É engraçado como nos fomos afastando da religiosidade e construindo uma ideia de que a ciência nos dá a ilusão de controle e duma grandiosidade que não temos. E como isso nos foi alimentando a ilusão de que somos muito maiores do que aquilo somos. E nos foi afastando da culpa. De perguntas como “onde é que eu falhei?”, “qual foi o meu erro?” ou “como que posso fazer melhor?”.

É por isso que hoje somos, nalgumas circunstâncias, piores pais. Não tanto porque estraguemos os nossos filhos com mimos. Mas porque os educamos, vezes demais, para serem grandes. Ora, quando Ptolomeu entendeu construir a biblioteca de Alexandria, a grandiosidade a que chegou fez-se quando trouxe a escrita de inúmeros sábios para o pé de si. Ou quando os portugueses “destroçaram” fantasmas e monstros, e trouxeram novos mundos ao mundo, fizeram-no com o auxílio de emigrantes sábios de várias paragens com quem  aprenderam a arte de marear. Quem se tornou grande, ao longo de toda a história, fê-lo sempre que reconheceu as suas limitações e aceitou a sua pequenez. E deixou de o ser sempre que a grandiosidade lhe toldou a humildade e o orgulho desmedido o impediu de escutar.

Aquilo que, hoje, parece que nos envergonha é a forma como não reconhecemos que a maioria das nossas escolhas nos tornam pequeninos. Talvez porque elas se tenham feito de coisas que nos “escolheram” a nós. Aquilo que escolhemos sem escolher. Como se fosse uma vergonha sermos pequeninos. Sobretudo diante das escolhas que não fizemos. Diferentes das outras que fomos fazendo, como toda a gente, tomados pelas dúvidas mas, todavia, movidos por uma convicção.

Não vejo que seja possível perguntarmos quem somos sem que perguntemos quem temos. Não, não será tanto o que é que temos. Mas quem é que temos. E, sim, é verdade que somos todos muito mais lestos a elencar aquilo que não temos, o que nos falta (sobretudo quando nos comparamos a outros que o tenham), do que aquilo que nos orgulha termos conquistado. As nossas conquistas fazem-se de pessoas que nos ajudaram a desenhar uma escolha. E, por causa dela, a sermos quem somos. Fazem-se ancoradas no orgulho de termos merecido a sua atenção e o seu amor. E com a gratidão por terem contribuído para sermos quem somos. Mas as escolhas também nos adormecem; quando olhamos para as pessoas com quem as fizemos e nos deixámos de reconhecer nelas.

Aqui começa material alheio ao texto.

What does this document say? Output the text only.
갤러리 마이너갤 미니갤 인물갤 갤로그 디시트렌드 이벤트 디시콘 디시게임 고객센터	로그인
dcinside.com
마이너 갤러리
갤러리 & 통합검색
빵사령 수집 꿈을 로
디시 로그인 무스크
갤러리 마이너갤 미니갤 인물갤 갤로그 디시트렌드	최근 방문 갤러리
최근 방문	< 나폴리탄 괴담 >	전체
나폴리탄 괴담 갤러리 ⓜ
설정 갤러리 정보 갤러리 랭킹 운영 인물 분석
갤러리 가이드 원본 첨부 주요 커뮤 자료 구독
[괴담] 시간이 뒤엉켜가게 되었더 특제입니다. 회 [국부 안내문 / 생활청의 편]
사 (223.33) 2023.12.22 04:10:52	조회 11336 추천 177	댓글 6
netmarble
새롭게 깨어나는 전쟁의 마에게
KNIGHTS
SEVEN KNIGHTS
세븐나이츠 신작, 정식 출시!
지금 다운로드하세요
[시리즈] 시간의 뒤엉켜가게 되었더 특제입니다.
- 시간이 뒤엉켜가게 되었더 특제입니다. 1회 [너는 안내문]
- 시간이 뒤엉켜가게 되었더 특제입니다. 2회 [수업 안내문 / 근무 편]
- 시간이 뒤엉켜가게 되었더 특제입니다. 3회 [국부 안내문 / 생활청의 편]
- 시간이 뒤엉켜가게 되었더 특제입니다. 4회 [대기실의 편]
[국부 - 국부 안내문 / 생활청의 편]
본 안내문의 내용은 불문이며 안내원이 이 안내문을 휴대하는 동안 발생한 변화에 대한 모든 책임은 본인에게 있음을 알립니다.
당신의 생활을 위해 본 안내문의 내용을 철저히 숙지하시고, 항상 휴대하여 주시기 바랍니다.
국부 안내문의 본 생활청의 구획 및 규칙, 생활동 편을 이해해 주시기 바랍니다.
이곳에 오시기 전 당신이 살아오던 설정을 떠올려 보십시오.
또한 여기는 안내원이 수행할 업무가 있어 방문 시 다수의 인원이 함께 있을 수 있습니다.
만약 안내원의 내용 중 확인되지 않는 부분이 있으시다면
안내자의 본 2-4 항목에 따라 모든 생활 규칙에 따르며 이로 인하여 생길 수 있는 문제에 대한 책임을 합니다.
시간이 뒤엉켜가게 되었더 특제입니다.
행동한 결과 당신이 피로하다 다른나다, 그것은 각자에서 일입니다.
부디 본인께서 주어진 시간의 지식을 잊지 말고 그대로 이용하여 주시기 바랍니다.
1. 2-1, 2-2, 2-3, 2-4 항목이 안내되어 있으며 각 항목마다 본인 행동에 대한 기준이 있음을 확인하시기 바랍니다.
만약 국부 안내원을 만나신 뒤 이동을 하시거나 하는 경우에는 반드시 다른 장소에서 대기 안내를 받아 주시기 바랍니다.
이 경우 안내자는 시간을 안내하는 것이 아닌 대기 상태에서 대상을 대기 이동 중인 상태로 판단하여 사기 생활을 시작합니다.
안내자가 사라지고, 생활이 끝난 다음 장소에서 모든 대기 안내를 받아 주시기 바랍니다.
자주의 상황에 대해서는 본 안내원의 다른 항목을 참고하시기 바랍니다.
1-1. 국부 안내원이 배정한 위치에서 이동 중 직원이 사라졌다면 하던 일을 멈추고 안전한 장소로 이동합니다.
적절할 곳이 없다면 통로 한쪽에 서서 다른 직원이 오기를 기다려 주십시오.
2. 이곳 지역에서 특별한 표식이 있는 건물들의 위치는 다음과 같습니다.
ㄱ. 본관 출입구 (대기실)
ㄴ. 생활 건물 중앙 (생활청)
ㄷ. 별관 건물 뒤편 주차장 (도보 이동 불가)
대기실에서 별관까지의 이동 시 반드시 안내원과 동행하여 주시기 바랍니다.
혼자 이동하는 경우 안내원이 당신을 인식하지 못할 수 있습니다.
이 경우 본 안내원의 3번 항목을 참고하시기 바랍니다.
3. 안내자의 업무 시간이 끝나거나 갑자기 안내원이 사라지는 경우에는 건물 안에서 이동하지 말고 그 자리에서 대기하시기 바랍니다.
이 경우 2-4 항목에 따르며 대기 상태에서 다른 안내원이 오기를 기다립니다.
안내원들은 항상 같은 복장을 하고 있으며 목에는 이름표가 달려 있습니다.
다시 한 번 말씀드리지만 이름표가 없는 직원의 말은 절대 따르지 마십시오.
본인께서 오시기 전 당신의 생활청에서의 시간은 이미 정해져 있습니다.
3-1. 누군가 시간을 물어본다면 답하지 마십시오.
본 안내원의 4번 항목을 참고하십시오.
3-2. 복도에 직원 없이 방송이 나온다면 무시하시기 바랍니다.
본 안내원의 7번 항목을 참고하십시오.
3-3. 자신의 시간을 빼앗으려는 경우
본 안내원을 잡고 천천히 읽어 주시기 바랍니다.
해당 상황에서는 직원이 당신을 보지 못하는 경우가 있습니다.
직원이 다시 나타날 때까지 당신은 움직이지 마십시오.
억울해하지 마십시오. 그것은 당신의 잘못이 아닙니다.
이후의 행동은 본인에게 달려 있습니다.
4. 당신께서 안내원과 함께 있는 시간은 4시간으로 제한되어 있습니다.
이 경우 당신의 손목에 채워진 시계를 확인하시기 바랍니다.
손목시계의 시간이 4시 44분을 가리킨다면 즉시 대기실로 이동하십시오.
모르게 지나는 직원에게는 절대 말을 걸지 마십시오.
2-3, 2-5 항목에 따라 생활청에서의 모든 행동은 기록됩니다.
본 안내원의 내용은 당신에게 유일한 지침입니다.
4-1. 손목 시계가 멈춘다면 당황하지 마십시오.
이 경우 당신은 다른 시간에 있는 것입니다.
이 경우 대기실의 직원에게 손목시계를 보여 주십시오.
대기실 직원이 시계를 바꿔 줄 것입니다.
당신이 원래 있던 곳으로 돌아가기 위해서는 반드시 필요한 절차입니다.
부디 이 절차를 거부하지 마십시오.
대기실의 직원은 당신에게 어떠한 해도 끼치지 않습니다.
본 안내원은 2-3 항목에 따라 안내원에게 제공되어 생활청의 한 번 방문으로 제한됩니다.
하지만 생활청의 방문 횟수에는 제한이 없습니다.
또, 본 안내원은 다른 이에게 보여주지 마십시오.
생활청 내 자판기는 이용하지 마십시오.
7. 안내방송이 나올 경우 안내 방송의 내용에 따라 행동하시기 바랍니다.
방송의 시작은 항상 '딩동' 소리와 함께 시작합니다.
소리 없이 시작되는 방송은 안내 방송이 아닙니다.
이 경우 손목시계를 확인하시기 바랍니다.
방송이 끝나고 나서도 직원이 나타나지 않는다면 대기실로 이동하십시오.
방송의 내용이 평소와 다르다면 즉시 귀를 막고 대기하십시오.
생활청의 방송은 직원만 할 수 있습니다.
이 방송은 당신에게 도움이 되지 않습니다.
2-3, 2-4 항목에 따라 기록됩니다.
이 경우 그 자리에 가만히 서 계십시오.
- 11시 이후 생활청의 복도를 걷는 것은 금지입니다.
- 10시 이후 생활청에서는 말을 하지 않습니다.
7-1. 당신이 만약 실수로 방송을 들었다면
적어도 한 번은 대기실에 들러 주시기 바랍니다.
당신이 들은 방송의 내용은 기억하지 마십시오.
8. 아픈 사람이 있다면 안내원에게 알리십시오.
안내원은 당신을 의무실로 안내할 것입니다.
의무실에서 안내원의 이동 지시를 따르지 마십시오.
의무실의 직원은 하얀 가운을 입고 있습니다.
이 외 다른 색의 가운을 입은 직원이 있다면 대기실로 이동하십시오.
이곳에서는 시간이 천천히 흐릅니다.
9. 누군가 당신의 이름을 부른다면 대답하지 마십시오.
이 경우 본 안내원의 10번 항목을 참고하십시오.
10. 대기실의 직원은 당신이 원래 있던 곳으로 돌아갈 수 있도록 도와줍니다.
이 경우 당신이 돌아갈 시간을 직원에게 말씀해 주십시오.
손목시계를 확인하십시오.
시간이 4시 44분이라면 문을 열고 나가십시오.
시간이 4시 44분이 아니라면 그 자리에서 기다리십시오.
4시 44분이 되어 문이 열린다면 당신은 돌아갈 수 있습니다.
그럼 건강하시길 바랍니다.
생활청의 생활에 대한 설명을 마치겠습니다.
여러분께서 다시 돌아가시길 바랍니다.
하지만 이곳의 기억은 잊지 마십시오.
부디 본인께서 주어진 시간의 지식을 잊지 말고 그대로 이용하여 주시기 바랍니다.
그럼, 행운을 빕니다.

É por isso que entre o “quem sou eu?”e as escolhas que fizemos e todos os “o que é que me falta para ser eu?” compormos uma imagem parece ser uma forma simples e rápida de mudarmos quase tudo sem se mexer em quase nada. Talvez seja por isso que sejamos todos tão dependentes de uma sociedade que faz com que a imagem prevaleça sobre o ser. Que faz com que a imagem acentue a prosperidade que exibimos sobre a distância que vai entre o “quem sou eu?” e tudo o resto que fica de todos os “em que é que me tornei?”. A imagem parece transformar tudo o que somos num labirinto de alfarrabistas mais ou menos esquecido. Talvez vivamos, realmente, num tempo de ressentimentos. Onde a culpa diante de tudo aquilo em que nos tornámos pareça ser sempre mais ou menos interdita. Num mundo de imagem prevalece o positivo. Num mundo verdadeiro, a gratidão por tudo o que conquistámos e a culpabilidade por tudo o que perdemos.

Por tudo isto, preocupa-me quando vejo inúmeros adolescentes afirmarem como projecto de vida “ser diferente, nalguma coisa”. Ser-se diferente nalguma coisa supõe que um apontamento de imagem engula aquilo que parece ter transformado a identidade numa aridez. É por isso que me inquieta ver muitos jovens escolherem uma profissão por causa do dinheiro que venham a receber, como se todas as escolhas que pudessem fazer se tornassem insignificantes diante da forma como “prostituem” os sonhos. Ou, quando depois de licenciados, se propõem a desafios exóticos ou ao afastamento prolongado dos seus, como se só os exercícios de superação os trouxessem aos fundamentos da sua identidade. Ou como se só a distância os deixasse ser quem são à margem das escolhas que não fizeram em presença dos pais. Ou tão depressa parecessem fazer, hoje, uma escolha. Amanhã, uma outra que não tem nada a ver com a primeira. Depois, uma terceira, mais estranha e mais atípica. A seguir, outra, ainda, que não tem nada a ver com tudo o que terão “desejado” até aí. Quando é assim, talvez nos estejam a dizer que querem tudo. E que acham que podem ser tudo. O que, para além de ser um gritante apelo à procura do “quem sou eu?”, queira dizer que eles estão longe, ainda, de descobrir que escolher é renunciar a querer tudo. Que escolher é ousar reconhecer e eleger um desejo. E lutar, contra todas as tormentas, para que ele se palpe e exista fora daquilo que imaginámos. Os nossos filhos escolhem pouco. Pouco demais. É o que é.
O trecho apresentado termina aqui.